Daniel Sampaio dirige um serviço com 50 médicos, numas instalações que nunca foram renovadas desde a construção do gigantesco hospital. Aos 68 anos, sempre atento ao que dizem os mais novos.
Há duas tardes por semana no quotidiano deste psiquiatra que são sagradas: uma para estar com os netos, outra reservada, pessoal, só para ele. Neste início de tarde de quinta-feira, abre uma exceção e adia por uma hora o início desse tempo de privacidade. O tema interessa-o, mesmo que logo ao telefone tenha dado uma resposta seca: não, uma criança de 10 anos não tem sexualidade definida. Durante a conversa estará sempre focado e certeiro nas respostas, que vêm sem considerações inúteis nem devaneios. Ele sabe do que está a falar, estes são em grande medida os temas que escolheu para desenvolver numa profissão que extravasou do consultório para o espaço público porque, como repete com frequência, "é importante dizer que". Não fica pelas respostas diretas, acrescenta sempre: se uma criança de 10 anos se afirma homossexual é porque está desconfortável no seu corpo, se o escreve no Facebook é porque não tem com quem falar; se um jovem bebe descontroladamente é porque a ansiedade de estar na rua e de se aproximar da sexualidade pede um tranquilizante.

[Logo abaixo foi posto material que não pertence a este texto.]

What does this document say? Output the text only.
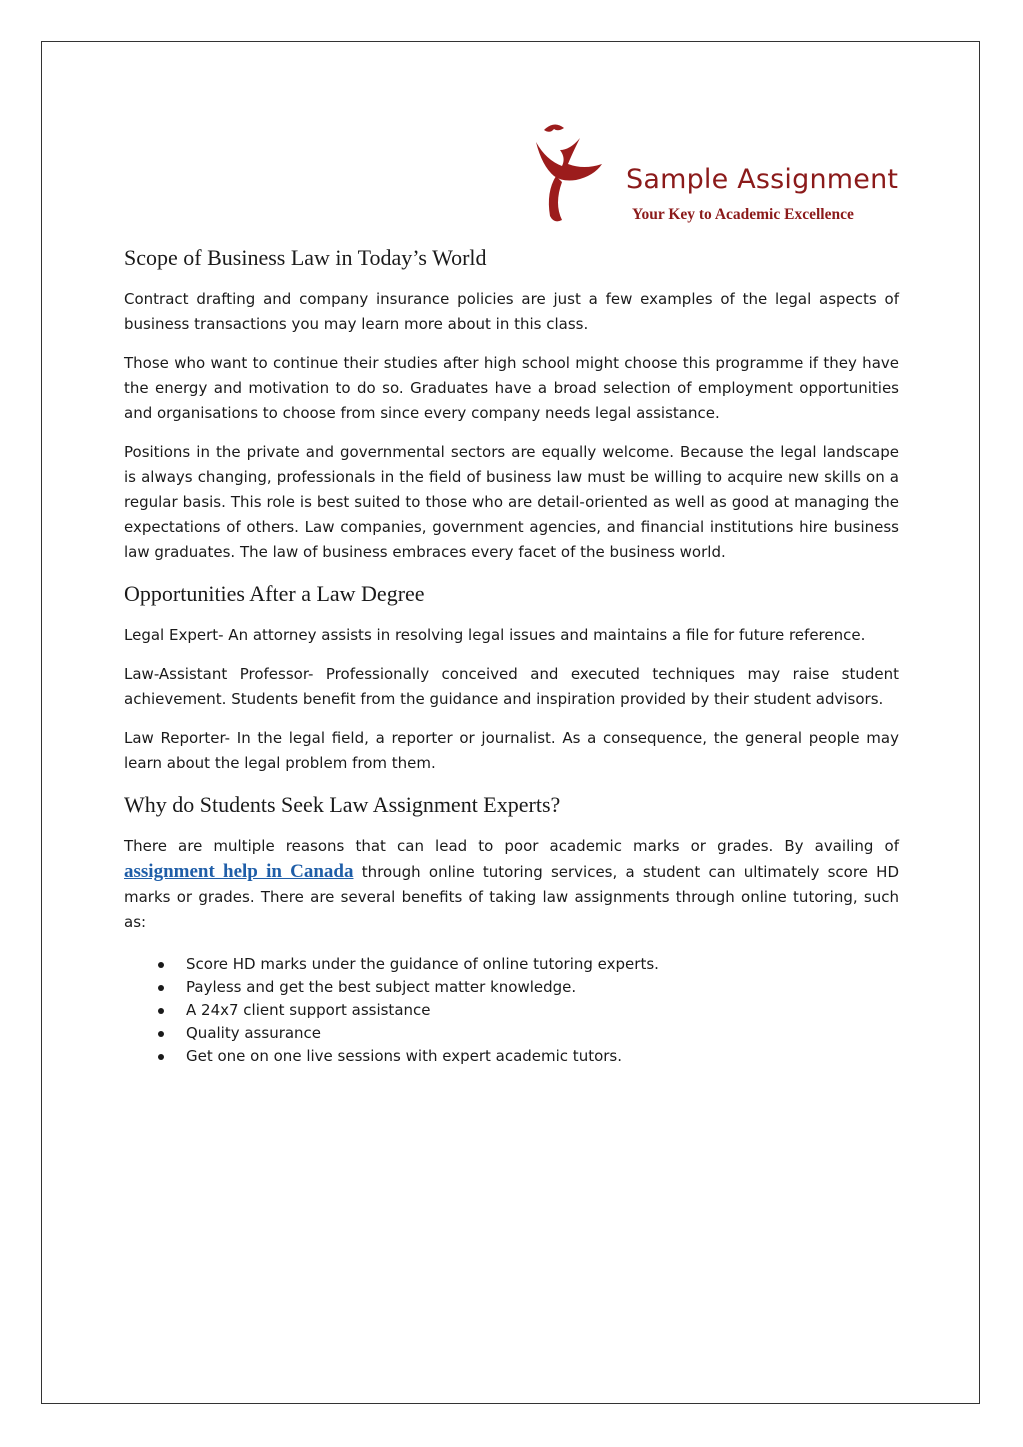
Sample Assignment
Your Key to Academic Excellence
Scope of Business Law in Today’s World

Contract drafting and company insurance policies are just a few examples of the legal aspects of business transactions you may learn more about in this class.

Those who want to continue their studies after high school might choose this programme if they have the energy and motivation to do so. Graduates have a broad selection of employment opportunities and organisations to choose from since every company needs legal assistance.

Positions in the private and governmental sectors are equally welcome. Because the legal landscape is always changing, professionals in the field of business law must be willing to acquire new skills on a regular basis. This role is best suited to those who are detail-oriented as well as good at managing the expectations of others. Law companies, government agencies, and financial institutions hire business law graduates. The law of business embraces every facet of the business world.

Opportunities After a Law Degree

Legal Expert- An attorney assists in resolving legal issues and maintains a file for future reference.

Law-Assistant Professor- Professionally conceived and executed techniques may raise student achievement. Students benefit from the guidance and inspiration provided by their student advisors.

Law Reporter- In the legal field, a reporter or journalist. As a consequence, the general people may learn about the legal problem from them.

Why do Students Seek Law Assignment Experts?

There are multiple reasons that can lead to poor academic marks or grades. By availing of assignment help in Canada through online tutoring services, a student can ultimately score HD marks or grades. There are several benefits of taking law assignments through online tutoring, such as:

Score HD marks under the guidance of online tutoring experts.
Payless and get the best subject matter knowledge.
A 24x7 client support assistance
Quality assurance
Get one on one live sessions with expert academic tutors.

De repente, a sala do diretor do Serviço de Psiquiatria onde a entrevista decorre é sobressaltada por um miado nítido. O fotógrafo e eu olhamos em volta surpreendidos, instintivamente à procura do animal. Daniel Sampaio leva a mão ao bolso e cala o toque do telemóvel. Gosta muito de gatos, e isso até consta da biografia resumidíssima que tem no site pessoal. Também lá está que é do Sporting, como aliás é público e notório, pois tal como em tudo na vida ele não se limita a ser espectador, envolve-se ativamente. Diz quem sabe que esta serenidade que o caracteriza na vida profissional e pública desaparece quando vê futebol.
A pouco mais de um ano de terminar a vida académica - dará a última lição em outubro de 2016 - Daniel Sampaio é diretor do Serviço de Psiquiatria no hospital universitário de Santa Maria, em Lisboa, onde está desde que entrou para Medicina.